Scientists are watching for more spectacular moments in the days ahead.
The probe’s Twitter feed @ESA_Rosetta announced Wednesday: “Perihelion may just be a moment, but the #Perihelionparty — #67P’s high activity — will last for weeks.”
The mission has already notched up a series of notable records. It is the first time a probe has been put in orbit around the comet and to track it on its orbit and the first to make a landing.
The lander Philae discovered the comet contained 16 organic compounds — lending weight to a theory that the building blocks of life could have been brought to Earth by comets.
Excitement is clearly building among the team as they watch the comet’s reaction during the hottest part of the trip when it will be 186 million kilometers (about 115 million miles from the sun).

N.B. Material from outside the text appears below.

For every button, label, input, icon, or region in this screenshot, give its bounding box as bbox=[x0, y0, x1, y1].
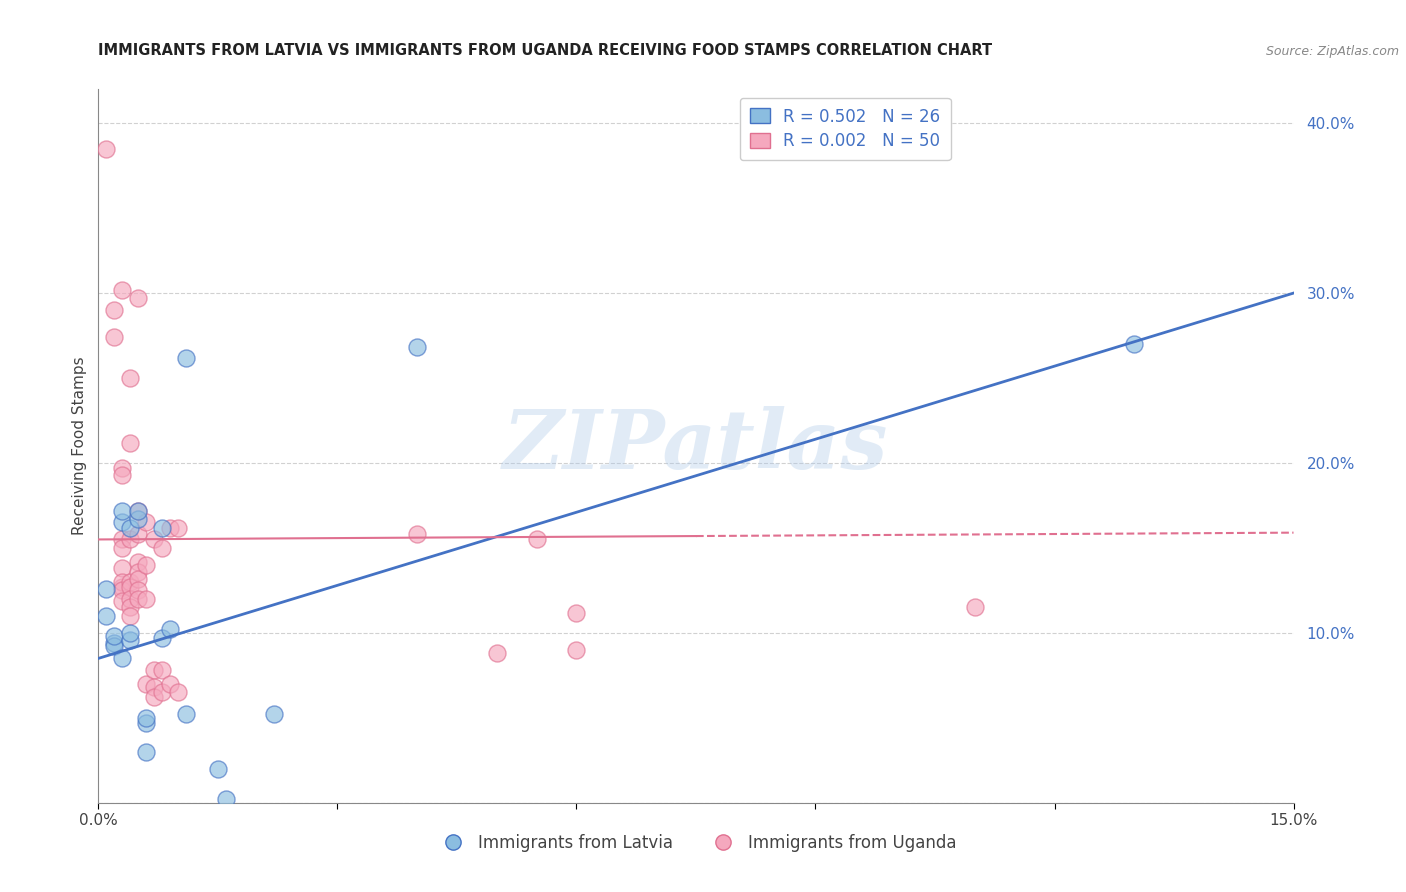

The distance between the Earth and the sun varies but we are currently about is 152 million kilometers (or about 94.5 million miles) away from our star.
Mission controllers have organized a Google hangout for 13:00GMT/09:00EST on Thursday when the comet is at perihelion.
Contact with Philae was lost in July after briefly re-establishing a link with the orbiter but at the end of the month lander system engineer Laurence O’Rourke told CNN that they hadn’t given up on receiving a signal.
“There’s no way we can say the lander is dead,” he said.
After perihelion the comet will begin its outward journey away from the sun to the outer reaches of the solar system. Rosetta will stay in orbit for a while though ESA says the mission has been extended to September next year when it says controllers will most likely attempt to park the orbiter on the comet’s surface.